Le bateau-usine

Takiji Kobayashi ★★★★★ 2/09/2021

Roman prolétaire japonais documentant l'exploitation brutale des pêcheurs de crabe en bateau-usine, sans individus nommés sauf l'intendant, avec un regard cru sur l'inhumanité du travail.

C’est un roman issu du courant prolétaire. Basé sur des faits réels, il témoigne de l’inhumaine dureté de la vie des marins partis à la pêche au crabe sur des bateaux-usines.
Tout le sépare des autres romans japonais que j’ai lus pour le moment.

Pas d’individus, mais des groupes.

Quand des individus émergent quand même dans le récit, ils n’ont pas de nom ou presque, des surnoms au mieux (l’étudiant, le bègue…)
Seule une personne est nommée : l’intendant.
Bras armé du propriétaire exploitant (dans tous les sens du terme) les hommes.
Il ne reste donc que les marins, les pêcheurs, les machinistes et l’intendant.
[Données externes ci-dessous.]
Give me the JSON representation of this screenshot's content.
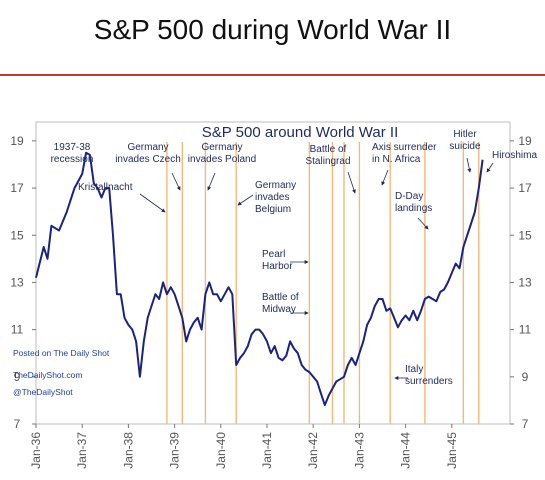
{
  "page": {
    "title": "S&P 500 during World War II"
  },
  "chart_data": {
    "type": "line",
    "title": "S&P 500 around World War II",
    "xlabel": "",
    "ylabel": "",
    "x_ticks": [
      "Jan-36",
      "Jan-37",
      "Jan-38",
      "Jan-39",
      "Jan-40",
      "Jan-41",
      "Jan-42",
      "Jan-43",
      "Jan-44",
      "Jan-45"
    ],
    "y_ticks": [
      7,
      9,
      11,
      13,
      15,
      17,
      19
    ],
    "xlim": [
      "Jan-36",
      "Sep-45"
    ],
    "ylim": [
      7,
      19.8
    ],
    "colors": {
      "line": "#1a237e",
      "event_line": "#f5b979",
      "text": "#1f2a5c",
      "credit": "#1f3fa0",
      "title_rule": "#c0392b"
    },
    "series": [
      {
        "points": [
          [
            "Jan-36",
            13.2
          ],
          [
            "Mar-36",
            14.5
          ],
          [
            "Apr-36",
            14.0
          ],
          [
            "May-36",
            15.4
          ],
          [
            "Jul-36",
            15.2
          ],
          [
            "Sep-36",
            16.0
          ],
          [
            "Nov-36",
            17.0
          ],
          [
            "Jan-37",
            17.6
          ],
          [
            "Feb-37",
            18.5
          ],
          [
            "Mar-37",
            18.4
          ],
          [
            "Apr-37",
            17.2
          ],
          [
            "May-37",
            17.0
          ],
          [
            "Jun-37",
            16.6
          ],
          [
            "Jul-37",
            17.0
          ],
          [
            "Aug-37",
            17.0
          ],
          [
            "Sep-37",
            15.0
          ],
          [
            "Oct-37",
            12.5
          ],
          [
            "Nov-37",
            12.5
          ],
          [
            "Dec-37",
            11.5
          ],
          [
            "Jan-38",
            11.2
          ],
          [
            "Feb-38",
            11.0
          ],
          [
            "Mar-38",
            10.5
          ],
          [
            "Apr-38",
            9.0
          ],
          [
            "May-38",
            10.5
          ],
          [
            "Jun-38",
            11.5
          ],
          [
            "Jul-38",
            12.0
          ],
          [
            "Aug-38",
            12.5
          ],
          [
            "Sep-38",
            12.3
          ],
          [
            "Oct-38",
            13.0
          ],
          [
            "Nov-38",
            12.5
          ],
          [
            "Dec-38",
            12.8
          ],
          [
            "Jan-39",
            12.5
          ],
          [
            "Feb-39",
            12.0
          ],
          [
            "Mar-39",
            11.5
          ],
          [
            "Apr-39",
            10.5
          ],
          [
            "May-39",
            11.0
          ],
          [
            "Jun-39",
            11.3
          ],
          [
            "Jul-39",
            11.5
          ],
          [
            "Aug-39",
            11.0
          ],
          [
            "Sep-39",
            12.5
          ],
          [
            "Oct-39",
            13.0
          ],
          [
            "Nov-39",
            12.5
          ],
          [
            "Dec-39",
            12.5
          ],
          [
            "Jan-40",
            12.2
          ],
          [
            "Feb-40",
            12.5
          ],
          [
            "Mar-40",
            12.8
          ],
          [
            "Apr-40",
            12.5
          ],
          [
            "May-40",
            9.5
          ],
          [
            "Jun-40",
            9.8
          ],
          [
            "Jul-40",
            10.0
          ],
          [
            "Aug-40",
            10.3
          ],
          [
            "Sep-40",
            10.8
          ],
          [
            "Oct-40",
            11.0
          ],
          [
            "Nov-40",
            11.0
          ],
          [
            "Dec-40",
            10.8
          ],
          [
            "Jan-41",
            10.5
          ],
          [
            "Feb-41",
            10.0
          ],
          [
            "Mar-41",
            10.3
          ],
          [
            "Apr-41",
            9.8
          ],
          [
            "May-41",
            9.7
          ],
          [
            "Jun-41",
            9.9
          ],
          [
            "Jul-41",
            10.5
          ],
          [
            "Aug-41",
            10.2
          ],
          [
            "Sep-41",
            10.0
          ],
          [
            "Oct-41",
            9.5
          ],
          [
            "Nov-41",
            9.3
          ],
          [
            "Dec-41",
            9.2
          ],
          [
            "Jan-42",
            9.0
          ],
          [
            "Feb-42",
            8.8
          ],
          [
            "Mar-42",
            8.3
          ],
          [
            "Apr-42",
            7.8
          ],
          [
            "May-42",
            8.2
          ],
          [
            "Jun-42",
            8.5
          ],
          [
            "Jul-42",
            8.8
          ],
          [
            "Aug-42",
            8.9
          ],
          [
            "Sep-42",
            9.0
          ],
          [
            "Oct-42",
            9.5
          ],
          [
            "Nov-42",
            9.8
          ],
          [
            "Dec-42",
            9.5
          ],
          [
            "Jan-43",
            10.0
          ],
          [
            "Feb-43",
            10.5
          ],
          [
            "Mar-43",
            11.2
          ],
          [
            "Apr-43",
            11.5
          ],
          [
            "May-43",
            12.0
          ],
          [
            "Jun-43",
            12.3
          ],
          [
            "Jul-43",
            12.3
          ],
          [
            "Aug-43",
            11.8
          ],
          [
            "Sep-43",
            11.9
          ],
          [
            "Oct-43",
            11.5
          ],
          [
            "Nov-43",
            11.1
          ],
          [
            "Dec-43",
            11.4
          ],
          [
            "Jan-44",
            11.6
          ],
          [
            "Feb-44",
            11.4
          ],
          [
            "Mar-44",
            11.8
          ],
          [
            "Apr-44",
            11.4
          ],
          [
            "May-44",
            11.8
          ],
          [
            "Jun-44",
            12.3
          ],
          [
            "Jul-44",
            12.4
          ],
          [
            "Aug-44",
            12.3
          ],
          [
            "Sep-44",
            12.2
          ],
          [
            "Oct-44",
            12.6
          ],
          [
            "Nov-44",
            12.7
          ],
          [
            "Dec-44",
            13.0
          ],
          [
            "Jan-45",
            13.4
          ],
          [
            "Feb-45",
            13.8
          ],
          [
            "Mar-45",
            13.6
          ],
          [
            "Apr-45",
            14.5
          ],
          [
            "May-45",
            15.0
          ],
          [
            "Jun-45",
            15.5
          ],
          [
            "Jul-45",
            16.0
          ],
          [
            "Aug-45",
            17.0
          ],
          [
            "Sep-45",
            18.2
          ]
        ]
      }
    ],
    "events": [
      {
        "date": "Nov-38",
        "label": [
          "Kristallnacht"
        ]
      },
      {
        "date": "Mar-39",
        "label": [
          "Germany",
          "invades Czech"
        ]
      },
      {
        "date": "Sep-39",
        "label": [
          "Germany",
          "invades Poland"
        ]
      },
      {
        "date": "May-40",
        "label": [
          "Germany",
          "invades",
          "Belgium"
        ]
      },
      {
        "date": "Dec-41",
        "label": [
          "Pearl",
          "Harbor"
        ]
      },
      {
        "date": "Jun-42",
        "label": [
          "Battle of",
          "Midway"
        ]
      },
      {
        "date": "Sep-42",
        "label": [
          "Battle of",
          "Stalingrad"
        ]
      },
      {
        "date": "Jan-43",
        "label": [
          "Axis surrender",
          "in N. Africa"
        ]
      },
      {
        "date": "Sep-43",
        "label": [
          "Italy",
          "surrenders"
        ]
      },
      {
        "date": "Jun-44",
        "label": [
          "D-Day",
          "landings"
        ]
      },
      {
        "date": "Apr-45",
        "label": [
          "Hitler",
          "suicide"
        ]
      },
      {
        "date": "Aug-45",
        "label": [
          "Hiroshima"
        ]
      }
    ],
    "annotations": [
      {
        "label": [
          "1937-38",
          "recession"
        ]
      }
    ],
    "credits": [
      "Posted on The Daily Shot",
      "TheDailyShot.com",
      "@TheDailyShot"
    ],
    "grid": false
  }
}
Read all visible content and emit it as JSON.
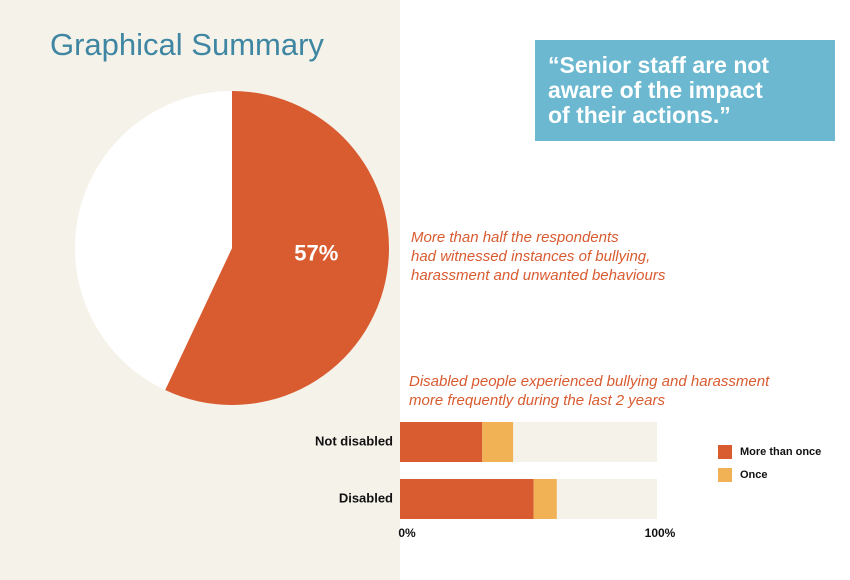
{
  "header": {
    "title": "Graphical Summary"
  },
  "quote": [
    "“Senior staff are not",
    "aware of the impact",
    "of their actions.”"
  ],
  "chart_data": [
    {
      "type": "pie",
      "values": [
        57,
        43
      ],
      "value_labels": [
        "57%",
        null
      ],
      "colors": [
        "#d95b30",
        "#ffffff"
      ],
      "annotation": [
        "More than half the respondents",
        "had witnessed instances of bullying,",
        "harassment and unwanted behaviours"
      ]
    },
    {
      "type": "stacked-barh",
      "title": [
        "Disabled people experienced bullying and harassment",
        "more frequently during the last 2 years"
      ],
      "categories": [
        "Not disabled",
        "Disabled"
      ],
      "series": [
        {
          "name": "More than once",
          "color": "#d95b30",
          "values": [
            32,
            52
          ]
        },
        {
          "name": "Once",
          "color": "#f0b254",
          "values": [
            12,
            9
          ]
        }
      ],
      "xlim": [
        0,
        100
      ],
      "xticks": [
        {
          "value": 0,
          "label": "0%"
        },
        {
          "value": 100,
          "label": "100%"
        }
      ],
      "legend": "right"
    }
  ]
}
Pas de faux-semblant. C’est direct.

On suit principalement la très dure (euphémisme) vie des pêcheurs.
La vie à bord est inhumaine : rythme de travail épuisant, brimades, sévices, torture, mépris pour la vie humaine, maladie, mort.
Même le capitaine ne peut se rendre au secours d’un autre bateau-usine en train de sombrer.
Seule compte la quantité de crabes et donc le profit.
Une chaloupe vaut plus que les hommes à son bord.

L’exploitation sans limites morales de l’homme, pour le gain.

Le récit se termine par un espoir. L’espoir que le groupe s’unisse pour renverser cette exploitation.

En conclusion

Un roman japonais fort, réaliste, témoignage d’une réalité : l’exploitation inhumaine du fait de l’homme.
Un livre qui parle de son temps, mais qui est intemporel.